Some time later, people start to put dishes on the table.  Soon the turkey is carved and earnest eating of the Thanksgiving fare begins.

Dinner take some time as people talk, compliment and comment on the food, talk about family traditions, and just enjoy the company.

There are those who need to leave early to make a dessert stop elsewhere and others who come to join the crew for dessert.

The undercurrent is one of thanks.  Thanks for friends, for family, for possibilities, for options.  Thanks for all that we have and that from which we have to choose


The context of that first Thanksgiving was to celebrate survival; to celebrate and be thankful for those Native Americans who helped ensure that survival.  It was, in some respects, a way of paying forward.

If you are one who is able to celebrate Thanksgiving, who will have a table crowded with food, who will be in the people whose company you enjoy, be thankful.  And think of those who do not.  Those for whom Thanksgiving might be another seemingly meaningless day for any one of a number of reasons.  Those who may have lost much in the fury that was Superstorm Sandy or in the circumstances of its aftermath, or in other tragedies through which so many often struggle just to survive.  And if you have a chance to help a food pantry or a soup kitchen, or if you can contribute to one, or if you can write a check to Meals on Wheels or a local charitable agency or religious organization that provides for those in need, please do so.


We can only be said to be alive in those moments when our hearts are conscious of our treasures. -Thornton Wilder

Tuesday, November 6

Election Day 2012

It's here.  At last.  Election Day.  Soon the irritating election signs will be additional detritus for someone to clean up, though certainly those eager beaver electioneers aren't quite as eager to collect their signs as they are to post them everywhere there is a scrap of open space.

Just the other night I read two interesting pieces.  One an opinion piece titled "My plea to the undecided: Stay home!".  Mr. Greenfield is rude, condescending, and alarmingly close to being an idiot, in my personal opinion.

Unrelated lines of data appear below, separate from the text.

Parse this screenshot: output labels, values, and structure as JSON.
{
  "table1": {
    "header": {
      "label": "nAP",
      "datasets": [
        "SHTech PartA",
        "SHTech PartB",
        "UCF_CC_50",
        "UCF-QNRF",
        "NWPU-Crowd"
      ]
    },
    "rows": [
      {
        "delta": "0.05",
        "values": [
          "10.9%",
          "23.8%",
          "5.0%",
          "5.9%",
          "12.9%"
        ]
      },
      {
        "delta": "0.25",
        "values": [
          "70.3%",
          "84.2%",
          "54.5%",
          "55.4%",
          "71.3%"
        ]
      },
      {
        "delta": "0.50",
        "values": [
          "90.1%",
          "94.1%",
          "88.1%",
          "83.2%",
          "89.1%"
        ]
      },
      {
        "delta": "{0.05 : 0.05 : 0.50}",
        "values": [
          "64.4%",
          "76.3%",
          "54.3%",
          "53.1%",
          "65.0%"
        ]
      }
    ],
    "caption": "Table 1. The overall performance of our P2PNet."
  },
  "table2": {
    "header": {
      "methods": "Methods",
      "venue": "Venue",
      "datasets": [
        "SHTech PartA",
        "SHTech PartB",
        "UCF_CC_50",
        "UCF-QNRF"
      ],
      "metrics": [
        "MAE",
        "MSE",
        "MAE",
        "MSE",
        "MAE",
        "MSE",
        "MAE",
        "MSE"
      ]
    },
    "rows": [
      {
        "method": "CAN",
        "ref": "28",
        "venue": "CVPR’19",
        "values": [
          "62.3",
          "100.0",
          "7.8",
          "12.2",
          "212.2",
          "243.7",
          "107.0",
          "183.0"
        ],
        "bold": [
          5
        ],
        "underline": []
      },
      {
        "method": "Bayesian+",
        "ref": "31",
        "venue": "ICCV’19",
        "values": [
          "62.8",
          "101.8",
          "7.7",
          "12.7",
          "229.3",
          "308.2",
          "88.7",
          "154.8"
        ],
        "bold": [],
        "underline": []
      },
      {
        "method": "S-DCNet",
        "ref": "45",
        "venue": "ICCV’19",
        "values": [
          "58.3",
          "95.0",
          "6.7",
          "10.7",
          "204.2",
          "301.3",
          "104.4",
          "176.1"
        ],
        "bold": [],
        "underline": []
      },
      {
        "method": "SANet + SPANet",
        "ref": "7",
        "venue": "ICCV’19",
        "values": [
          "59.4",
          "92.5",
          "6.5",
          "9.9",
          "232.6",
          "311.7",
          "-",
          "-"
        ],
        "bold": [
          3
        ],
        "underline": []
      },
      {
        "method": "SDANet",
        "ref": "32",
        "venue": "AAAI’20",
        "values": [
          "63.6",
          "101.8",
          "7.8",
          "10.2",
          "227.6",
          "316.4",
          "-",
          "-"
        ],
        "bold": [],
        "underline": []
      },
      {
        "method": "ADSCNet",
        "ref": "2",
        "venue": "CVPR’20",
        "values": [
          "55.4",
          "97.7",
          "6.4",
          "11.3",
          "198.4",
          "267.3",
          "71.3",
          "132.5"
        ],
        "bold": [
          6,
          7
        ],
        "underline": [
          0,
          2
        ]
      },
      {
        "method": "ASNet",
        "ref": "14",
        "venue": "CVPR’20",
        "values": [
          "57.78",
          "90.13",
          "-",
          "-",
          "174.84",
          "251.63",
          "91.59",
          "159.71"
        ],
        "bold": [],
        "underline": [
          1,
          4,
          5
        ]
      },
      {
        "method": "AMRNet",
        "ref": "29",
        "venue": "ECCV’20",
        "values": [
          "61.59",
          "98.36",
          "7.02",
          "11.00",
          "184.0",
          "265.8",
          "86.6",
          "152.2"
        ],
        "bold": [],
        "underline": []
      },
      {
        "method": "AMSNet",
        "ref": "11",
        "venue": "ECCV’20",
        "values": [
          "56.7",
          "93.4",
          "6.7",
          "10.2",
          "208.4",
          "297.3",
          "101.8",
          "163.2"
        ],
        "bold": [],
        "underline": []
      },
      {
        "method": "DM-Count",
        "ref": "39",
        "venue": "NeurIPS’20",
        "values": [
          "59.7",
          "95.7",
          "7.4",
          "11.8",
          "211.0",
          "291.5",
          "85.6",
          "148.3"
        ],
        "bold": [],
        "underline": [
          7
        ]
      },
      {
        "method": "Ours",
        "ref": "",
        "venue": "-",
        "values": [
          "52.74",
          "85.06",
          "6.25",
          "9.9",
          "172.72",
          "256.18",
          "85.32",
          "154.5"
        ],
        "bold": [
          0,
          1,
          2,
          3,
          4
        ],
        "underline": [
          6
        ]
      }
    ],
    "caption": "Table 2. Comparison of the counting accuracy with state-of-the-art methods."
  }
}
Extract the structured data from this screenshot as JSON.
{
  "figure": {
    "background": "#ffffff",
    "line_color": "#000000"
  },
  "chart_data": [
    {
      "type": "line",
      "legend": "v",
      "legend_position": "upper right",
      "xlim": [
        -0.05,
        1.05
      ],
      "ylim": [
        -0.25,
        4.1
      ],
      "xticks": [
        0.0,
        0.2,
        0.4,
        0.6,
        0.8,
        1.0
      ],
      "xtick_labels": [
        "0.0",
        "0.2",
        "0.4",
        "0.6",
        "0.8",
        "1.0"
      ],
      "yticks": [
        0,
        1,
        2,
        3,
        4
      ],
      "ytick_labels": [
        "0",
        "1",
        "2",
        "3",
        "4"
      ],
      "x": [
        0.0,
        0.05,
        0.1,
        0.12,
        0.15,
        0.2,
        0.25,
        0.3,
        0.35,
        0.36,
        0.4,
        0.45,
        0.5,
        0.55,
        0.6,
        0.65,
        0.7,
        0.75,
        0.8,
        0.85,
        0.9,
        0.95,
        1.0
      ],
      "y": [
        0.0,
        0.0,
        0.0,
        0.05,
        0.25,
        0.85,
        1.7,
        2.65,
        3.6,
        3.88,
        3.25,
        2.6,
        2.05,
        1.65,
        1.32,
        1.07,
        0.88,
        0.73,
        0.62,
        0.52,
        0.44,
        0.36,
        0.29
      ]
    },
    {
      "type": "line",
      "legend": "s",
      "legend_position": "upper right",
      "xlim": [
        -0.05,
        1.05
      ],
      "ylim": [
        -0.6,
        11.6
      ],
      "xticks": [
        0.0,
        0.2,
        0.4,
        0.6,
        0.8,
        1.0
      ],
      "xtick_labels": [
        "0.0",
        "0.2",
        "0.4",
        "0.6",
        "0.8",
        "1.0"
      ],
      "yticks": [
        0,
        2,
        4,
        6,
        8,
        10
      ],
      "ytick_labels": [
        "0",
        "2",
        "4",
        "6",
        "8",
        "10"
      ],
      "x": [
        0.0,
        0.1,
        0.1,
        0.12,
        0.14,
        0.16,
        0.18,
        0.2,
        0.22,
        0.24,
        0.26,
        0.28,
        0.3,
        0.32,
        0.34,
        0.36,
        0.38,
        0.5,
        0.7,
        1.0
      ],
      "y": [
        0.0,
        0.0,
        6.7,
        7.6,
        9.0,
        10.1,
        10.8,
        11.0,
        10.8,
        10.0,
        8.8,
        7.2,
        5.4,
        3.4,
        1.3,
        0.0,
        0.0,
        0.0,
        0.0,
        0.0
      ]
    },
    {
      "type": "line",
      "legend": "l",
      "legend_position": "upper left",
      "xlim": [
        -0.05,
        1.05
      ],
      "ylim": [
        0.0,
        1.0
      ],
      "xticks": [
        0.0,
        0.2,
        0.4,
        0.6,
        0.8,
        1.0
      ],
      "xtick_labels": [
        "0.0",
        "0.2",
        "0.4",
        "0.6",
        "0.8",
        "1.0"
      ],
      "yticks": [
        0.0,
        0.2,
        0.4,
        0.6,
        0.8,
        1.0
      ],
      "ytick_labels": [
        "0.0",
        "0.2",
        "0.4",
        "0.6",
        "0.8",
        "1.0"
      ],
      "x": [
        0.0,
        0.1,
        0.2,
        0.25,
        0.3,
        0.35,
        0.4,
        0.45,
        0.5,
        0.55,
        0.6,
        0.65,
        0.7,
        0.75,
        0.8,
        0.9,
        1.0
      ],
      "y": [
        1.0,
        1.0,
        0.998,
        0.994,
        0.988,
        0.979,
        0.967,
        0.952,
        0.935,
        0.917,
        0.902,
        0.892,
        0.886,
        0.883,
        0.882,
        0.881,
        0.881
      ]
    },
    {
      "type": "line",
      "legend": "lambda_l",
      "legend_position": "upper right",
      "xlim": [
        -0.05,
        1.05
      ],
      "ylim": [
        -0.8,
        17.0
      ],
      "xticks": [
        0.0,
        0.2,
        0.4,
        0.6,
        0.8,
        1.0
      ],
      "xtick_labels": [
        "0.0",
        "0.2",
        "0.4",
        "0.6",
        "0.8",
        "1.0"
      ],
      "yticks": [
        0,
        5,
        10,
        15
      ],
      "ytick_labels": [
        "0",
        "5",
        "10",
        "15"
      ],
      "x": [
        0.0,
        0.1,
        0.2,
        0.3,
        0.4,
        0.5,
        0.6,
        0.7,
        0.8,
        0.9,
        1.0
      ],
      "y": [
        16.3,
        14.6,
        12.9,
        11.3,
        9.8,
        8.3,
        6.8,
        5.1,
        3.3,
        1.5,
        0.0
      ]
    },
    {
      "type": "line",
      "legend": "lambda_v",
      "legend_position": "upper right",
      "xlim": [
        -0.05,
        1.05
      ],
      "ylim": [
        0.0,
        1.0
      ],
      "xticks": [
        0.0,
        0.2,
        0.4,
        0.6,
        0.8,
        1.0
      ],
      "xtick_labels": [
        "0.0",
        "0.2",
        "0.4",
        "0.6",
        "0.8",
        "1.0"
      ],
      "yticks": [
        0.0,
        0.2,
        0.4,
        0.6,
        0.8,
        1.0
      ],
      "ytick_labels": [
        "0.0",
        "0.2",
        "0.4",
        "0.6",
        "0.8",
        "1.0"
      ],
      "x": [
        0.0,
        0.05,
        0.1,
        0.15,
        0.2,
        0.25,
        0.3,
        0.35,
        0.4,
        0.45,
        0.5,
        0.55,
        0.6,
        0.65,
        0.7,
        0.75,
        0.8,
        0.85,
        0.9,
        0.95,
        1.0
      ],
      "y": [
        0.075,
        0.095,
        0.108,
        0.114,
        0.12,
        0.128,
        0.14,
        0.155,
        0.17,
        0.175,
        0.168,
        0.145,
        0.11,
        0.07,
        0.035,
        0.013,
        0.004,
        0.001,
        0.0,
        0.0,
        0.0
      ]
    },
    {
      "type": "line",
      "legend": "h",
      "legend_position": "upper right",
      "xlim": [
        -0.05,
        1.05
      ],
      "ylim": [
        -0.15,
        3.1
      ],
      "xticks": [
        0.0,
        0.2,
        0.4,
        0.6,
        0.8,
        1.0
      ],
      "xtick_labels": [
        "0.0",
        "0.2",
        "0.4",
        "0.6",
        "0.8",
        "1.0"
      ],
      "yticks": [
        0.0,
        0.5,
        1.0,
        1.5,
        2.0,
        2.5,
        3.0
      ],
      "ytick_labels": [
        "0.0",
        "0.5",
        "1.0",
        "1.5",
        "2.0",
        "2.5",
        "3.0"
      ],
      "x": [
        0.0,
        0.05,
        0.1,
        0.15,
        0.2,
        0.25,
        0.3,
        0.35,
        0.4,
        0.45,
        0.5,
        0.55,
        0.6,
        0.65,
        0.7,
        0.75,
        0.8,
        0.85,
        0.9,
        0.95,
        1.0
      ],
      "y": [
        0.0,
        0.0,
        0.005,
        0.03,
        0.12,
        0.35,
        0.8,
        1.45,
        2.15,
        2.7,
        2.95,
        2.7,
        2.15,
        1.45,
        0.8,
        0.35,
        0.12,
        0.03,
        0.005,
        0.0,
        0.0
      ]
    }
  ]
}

Another piece is titled "Why 40% of Americans Won't Vote for President," which is an interesting and informative little ditty worth reading.  I'm intrigued by the observation that people don't vote because it is inconvenient.  No, let me restate.  I'm appalled by the observation that people don't vote because it is inconvenient or that we might somehow suffer from too many opportunities to vote.

I don't think people are undecided so much as they are overinformed, but many of us recognize that we aren't really overinformed because there isn't a single candidate who tells the truth.  They shade the truth or skirt the truth because they have way too many messages for way too many groups, and they alert to and wary of when and how the media might pounce.

I'm smart enough to know that I'm not only overinformed, but underinformed. . . and because of the truth shading and truth skirting and the negative ads and all of the other bullshit that comes along with electioneering.

I also recognize my hypocrisy.  I didn't vote this year because, quite frankly, I didn't want to.  I'm not undecided.  I just don't know enough about any of these candidates to make an informed decision.  I wish electioneering hadn't become a sport in this country.  I wish that politicians and the media hadn't turned such a remarkable right and opportunity into what seems like a guessing game for voters and a game of "gotcha" for political campaign groups and the media.

I hope you did go out and vote.  I hope you exercised what is and should be a sacred right.  I hope that as part of your right to vote, as part of that freedom to express your opinion, you also gave pause to think about the implications of your vote as well as about how we have allowed our political system to become a game of sorts to far too many people.

People like to blame the media for all sorts of things, and often rightly so.  But we have given them that power by being interested in the salacious.  The media claims to give the people what it wants and we seem to want to be a mean-spirited, trash-talking, tattle-telling, bullying, and petulant society.

Think about that as you think about the direction of this country and the people who might best be able to pull us from our tailspin of incivility.

Oh, and try to be nice to each other today.  As a friend of mine said the other day, "Being nice matters."